Trois questions à Gaspard Proust

Le Carnaval des Animaux est une pièce à part dans le répertoire français. S’agit-il d’un rare exemple d’humour en musique ? Que représente cette pièce pour vous ?
Un exercice de style musical sans prétention, léger et souriant, mais comme tout exercice de style sans prétention composé par un musicien de génie, on y trouve toujours quelque chose d’intéressant et une source de plaisir. De Saint-Saëns, je connaissais surtout sa Symphonie avec orgue, que j’adore ; je n’ai découvert le Carnaval que dans le cadre de ce projet, je l’avoue. J’adore le final, où sont cités tous les autres mouvements. Quant à la question de l’humour en musique, je pense qu’une œuvre peut éventuellement faire sourire, mais rire… Et puis est-ce vraiment ce qu’on attend d’un compositeur ? Je pense à des opéras de Mozart où le compositeur cite ses propres Noces1, ou à Wagner qui cite le motif du désir dans les Maîtres chanteurs2 : ça vous décroche un sourire, mais c’est un truc accessoire dans l’œuvre.

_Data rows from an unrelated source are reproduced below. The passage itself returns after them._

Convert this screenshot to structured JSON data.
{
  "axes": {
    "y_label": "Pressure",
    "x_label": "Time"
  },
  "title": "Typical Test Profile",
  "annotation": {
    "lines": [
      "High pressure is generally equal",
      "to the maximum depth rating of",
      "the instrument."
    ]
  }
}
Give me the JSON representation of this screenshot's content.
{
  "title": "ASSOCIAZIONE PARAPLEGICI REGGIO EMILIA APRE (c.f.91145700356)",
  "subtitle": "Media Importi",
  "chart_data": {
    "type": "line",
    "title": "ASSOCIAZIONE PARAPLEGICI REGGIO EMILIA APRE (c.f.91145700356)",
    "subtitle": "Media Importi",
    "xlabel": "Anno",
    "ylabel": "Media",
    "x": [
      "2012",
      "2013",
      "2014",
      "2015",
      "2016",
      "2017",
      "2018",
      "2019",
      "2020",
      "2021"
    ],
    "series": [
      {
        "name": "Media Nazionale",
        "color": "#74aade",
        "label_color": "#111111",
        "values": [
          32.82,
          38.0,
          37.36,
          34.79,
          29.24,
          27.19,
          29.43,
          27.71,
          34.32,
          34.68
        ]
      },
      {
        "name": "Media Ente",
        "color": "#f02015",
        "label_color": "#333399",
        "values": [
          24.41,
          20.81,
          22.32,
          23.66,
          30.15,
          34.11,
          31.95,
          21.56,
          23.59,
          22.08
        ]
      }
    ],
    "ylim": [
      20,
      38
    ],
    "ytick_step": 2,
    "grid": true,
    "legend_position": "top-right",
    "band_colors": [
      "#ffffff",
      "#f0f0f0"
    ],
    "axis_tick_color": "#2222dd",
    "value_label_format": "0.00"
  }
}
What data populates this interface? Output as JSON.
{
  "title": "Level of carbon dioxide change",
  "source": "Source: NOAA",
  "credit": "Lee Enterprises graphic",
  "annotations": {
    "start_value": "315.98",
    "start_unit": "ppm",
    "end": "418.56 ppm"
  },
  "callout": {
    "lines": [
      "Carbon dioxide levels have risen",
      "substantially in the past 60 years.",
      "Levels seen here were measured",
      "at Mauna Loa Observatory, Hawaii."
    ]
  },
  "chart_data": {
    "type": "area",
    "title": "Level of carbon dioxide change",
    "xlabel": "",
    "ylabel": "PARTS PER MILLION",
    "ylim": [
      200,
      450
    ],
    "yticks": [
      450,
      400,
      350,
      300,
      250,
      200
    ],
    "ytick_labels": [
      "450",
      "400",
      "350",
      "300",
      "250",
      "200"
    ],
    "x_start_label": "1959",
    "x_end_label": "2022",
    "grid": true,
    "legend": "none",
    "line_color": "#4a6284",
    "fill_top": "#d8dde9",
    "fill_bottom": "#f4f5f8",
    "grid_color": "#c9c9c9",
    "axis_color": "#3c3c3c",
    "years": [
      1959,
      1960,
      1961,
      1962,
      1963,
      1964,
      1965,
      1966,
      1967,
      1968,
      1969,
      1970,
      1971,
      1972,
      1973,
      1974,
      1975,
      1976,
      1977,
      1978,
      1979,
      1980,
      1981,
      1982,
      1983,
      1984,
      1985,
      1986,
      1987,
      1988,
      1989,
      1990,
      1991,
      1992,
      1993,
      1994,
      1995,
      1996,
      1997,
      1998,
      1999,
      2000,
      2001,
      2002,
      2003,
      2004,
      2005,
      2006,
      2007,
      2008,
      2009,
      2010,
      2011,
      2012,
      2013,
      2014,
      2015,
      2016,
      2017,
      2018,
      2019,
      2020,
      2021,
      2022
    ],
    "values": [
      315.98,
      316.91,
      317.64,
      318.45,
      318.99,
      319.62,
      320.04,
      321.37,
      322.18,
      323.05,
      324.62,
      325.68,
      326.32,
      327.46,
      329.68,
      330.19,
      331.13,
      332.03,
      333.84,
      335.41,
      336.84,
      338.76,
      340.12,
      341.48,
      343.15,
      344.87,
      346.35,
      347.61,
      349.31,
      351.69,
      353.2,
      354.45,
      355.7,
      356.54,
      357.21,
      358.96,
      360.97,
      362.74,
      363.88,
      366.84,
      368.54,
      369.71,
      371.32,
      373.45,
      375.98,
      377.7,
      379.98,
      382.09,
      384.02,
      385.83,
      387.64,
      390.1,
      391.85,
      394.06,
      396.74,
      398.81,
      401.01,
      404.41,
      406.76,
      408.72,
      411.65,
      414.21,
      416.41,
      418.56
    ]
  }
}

Qu’attendons-nous justement d’un compositeur ?
Il y a cette phrase de Beethoven qui dit « venue du cœur, la musique doit retourner au cœur » ; voilà ce qui compte à mes yeux. J’ai un rapport un peu ambivalent avec de grands compositeurs comme Mozart. Il y a des œuvres qui me touchent vraiment, comme Don Giovanni, ses derniers quatuors, les œuvres qu’il a écrites pour les instruments à vent... D’autres me touchent moins, mais je ne vais pas en dire plus : on crierait au sacrilège si je vous confiais par exemple que je trouve infiniment plus de profondeur à La Création de Haydn qu’au Requiem et la Messe en ut de Mozart réunis.
Quels répertoires avez-vous tardivement appris à aimer ?
Je me suis mis au piano tout récemment, c’est pourquoi je ne découvre que maintenant la splendeur du Premier Prélude de Bach3, le seul morceau qu’ironiquement je zappais toujours quand j’écoutais Le Clavier bien tempéré ! J’ai mis du temps à aimer Liszt. Parfois on n’est pas prêt. Enfin, je souhaite à tout le monde de découvrir un jour Wagner qu’on assimile si stupidement à la seule Chevauchée des walkyries !
Propos recueillis par Gaspard Kiejman
1. Dans l’acte II de Don Giovanni, Mozart cite la musique de l’aria « Non piú andrai » des Noces de Figaro, créées dans le même théâtre un an plus tôt. L’air est joué par une troupe de musiciens placés sur la scène, qui divertissent Don Giovanni, lors du dîner interrompu par l’arrivée de la statue du Commandeur.
2. Dans l’acte III, Wagner cite des leitmotive issus de Tristan et Isolde.
3. Il s’agit du Prélude et fugue en ut majeur.